I just wanted something dead simple:
A stream key I could plug into OBS.
A playback URL I could drop into the frontend.
And if I got lucky, maybe automatic recording without extra setup.
That was the entire requirement list.
I didn’t need full-blown broadcasting software. I didn’t want to learn how HLS segments work. I just needed to go live, quickly without messing with what I’d already built.
How I got live working in 10 minutes
After poking around for something less painful, I landed on FastPix, a video API platform built for developers like me who don’t want to become video engineers just to ship live streaming.
I used their Live API to spin up a stream. One POST request, and I immediately got:
- an RTMPS ingest URL for OBS,
- and a public HLS playback URL for embedding.
No config files, no delays, no console deep-dives.
I plugged the ingest URL into OBS, hit “Start Streaming,” and within seconds, I was live.
Then I dropped the HLS URL into my frontend using hls.js. Playback was smooth across devices. Adaptive bitrate was already handled. I didn’t touch encoding settings or mess with cross-browser hacks.
No backend updates. No authentication flows. No session plumbing. It just worked, which honestly felt suspicious at first.
But it held up. And it got me from “I want to test live video” to “my app now supports live video” in under 10 minutes.
What I didn’t have to do
Here’s what surprised me the most: all the heavy lifting just... disappeared.
I didn’t spin up any media servers. No NGINX with RTMP modules. No configuring Wowza. No ffmpeg command-line gymnastics.
I didn’t touch the backend. Not a single new route, handler, or database update. Everything worked with the system I already had.
I didn’t manage storage or transcoding.
FastPix handled the ingest, format conversion, segmenting, and adaptive bitrate, automatically.
And I didn’t waste time making sure the stream played back smoothly on iOS, Android, or browsers. The HLS URL worked out of the box. Bitrate switching was seamless. I didn’t even think about it until I realized I hadn’t needed to.
What would normally take days of trial and error just worked, with zero infrastructure stress on my side.
I stopped the stream and got a VOD instantly
When I hit “Stop Streaming” in OBS, I assumed I’d need to do something to save the video. I didn’t.
FastPix had already recorded the stream. A few seconds later, a new VOD asset showed up, complete with its own playback URL. No job queues, no transcoding steps, no waiting around.
It just... appeared.
There was no webhook I had to listen for, no storage bucket I had to configure, no post-processing script to trigger. The live-to-VOD flow happened automatically, and the final video was already streamable in the same player.

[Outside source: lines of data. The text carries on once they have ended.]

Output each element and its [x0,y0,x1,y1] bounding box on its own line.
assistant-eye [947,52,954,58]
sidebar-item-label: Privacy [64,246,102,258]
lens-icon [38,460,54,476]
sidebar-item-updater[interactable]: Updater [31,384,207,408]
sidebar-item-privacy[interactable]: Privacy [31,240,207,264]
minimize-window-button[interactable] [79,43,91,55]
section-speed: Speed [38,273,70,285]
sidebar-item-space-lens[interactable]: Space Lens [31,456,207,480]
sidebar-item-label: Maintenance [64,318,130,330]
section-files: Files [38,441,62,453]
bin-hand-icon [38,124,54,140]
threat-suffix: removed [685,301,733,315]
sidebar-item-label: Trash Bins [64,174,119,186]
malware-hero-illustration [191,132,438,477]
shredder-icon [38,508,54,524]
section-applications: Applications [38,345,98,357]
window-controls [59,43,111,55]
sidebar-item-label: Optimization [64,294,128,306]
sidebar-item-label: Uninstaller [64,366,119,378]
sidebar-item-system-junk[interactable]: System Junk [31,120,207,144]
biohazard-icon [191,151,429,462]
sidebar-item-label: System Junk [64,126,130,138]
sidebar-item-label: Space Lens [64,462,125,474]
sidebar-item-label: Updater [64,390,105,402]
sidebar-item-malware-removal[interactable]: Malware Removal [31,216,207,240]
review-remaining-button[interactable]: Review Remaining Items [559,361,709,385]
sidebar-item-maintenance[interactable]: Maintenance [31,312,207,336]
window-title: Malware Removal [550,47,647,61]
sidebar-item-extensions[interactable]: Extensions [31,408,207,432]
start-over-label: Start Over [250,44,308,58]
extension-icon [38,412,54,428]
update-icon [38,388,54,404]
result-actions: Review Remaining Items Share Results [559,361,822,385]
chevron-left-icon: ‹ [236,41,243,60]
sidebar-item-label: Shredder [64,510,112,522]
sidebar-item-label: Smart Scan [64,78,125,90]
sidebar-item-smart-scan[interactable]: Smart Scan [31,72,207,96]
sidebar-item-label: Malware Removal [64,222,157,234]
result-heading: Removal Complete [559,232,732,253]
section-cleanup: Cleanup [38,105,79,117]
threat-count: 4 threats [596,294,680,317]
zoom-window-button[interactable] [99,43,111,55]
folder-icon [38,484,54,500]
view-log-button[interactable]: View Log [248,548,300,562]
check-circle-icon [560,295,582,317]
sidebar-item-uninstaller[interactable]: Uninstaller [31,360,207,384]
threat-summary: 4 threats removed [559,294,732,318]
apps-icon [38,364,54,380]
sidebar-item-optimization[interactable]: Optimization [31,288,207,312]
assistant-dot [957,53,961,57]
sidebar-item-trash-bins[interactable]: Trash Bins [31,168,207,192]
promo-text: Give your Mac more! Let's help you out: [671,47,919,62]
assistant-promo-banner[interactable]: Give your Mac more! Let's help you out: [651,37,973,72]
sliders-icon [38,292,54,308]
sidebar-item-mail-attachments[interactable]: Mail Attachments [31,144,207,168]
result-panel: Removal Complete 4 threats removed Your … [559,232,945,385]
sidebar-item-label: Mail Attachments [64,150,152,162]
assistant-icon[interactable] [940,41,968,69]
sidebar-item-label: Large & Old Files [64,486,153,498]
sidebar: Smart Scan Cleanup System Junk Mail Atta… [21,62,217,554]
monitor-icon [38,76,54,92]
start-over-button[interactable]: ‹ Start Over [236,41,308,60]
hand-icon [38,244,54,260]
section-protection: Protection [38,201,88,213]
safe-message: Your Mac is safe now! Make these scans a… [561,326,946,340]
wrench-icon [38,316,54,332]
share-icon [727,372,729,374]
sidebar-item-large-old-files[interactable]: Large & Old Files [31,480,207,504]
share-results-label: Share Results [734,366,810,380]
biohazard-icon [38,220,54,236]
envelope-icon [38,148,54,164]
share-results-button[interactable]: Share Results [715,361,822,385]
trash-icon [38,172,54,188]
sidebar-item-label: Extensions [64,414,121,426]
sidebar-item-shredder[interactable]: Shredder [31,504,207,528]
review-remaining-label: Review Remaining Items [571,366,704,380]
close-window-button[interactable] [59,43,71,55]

Honestly, I wasn’t expecting it to be that seamless. But that’s kind of the point.
This was not what I expected (in a good way)
I thought I’d spend a weekend figuring this out, reading docs, spinning up test servers, debugging video latency, all that fun stuff.
Instead, I had live video running inside my product in under 30 minutes. And most of that time went into tweaking OBS settings, not writing code.
If live video is a feature in your product, not the product this is probably the fastest, lowest-friction way to ship it.
I didn’t rebuild my stack. I didn’t hire a video team. I just used a few API calls and got back to work.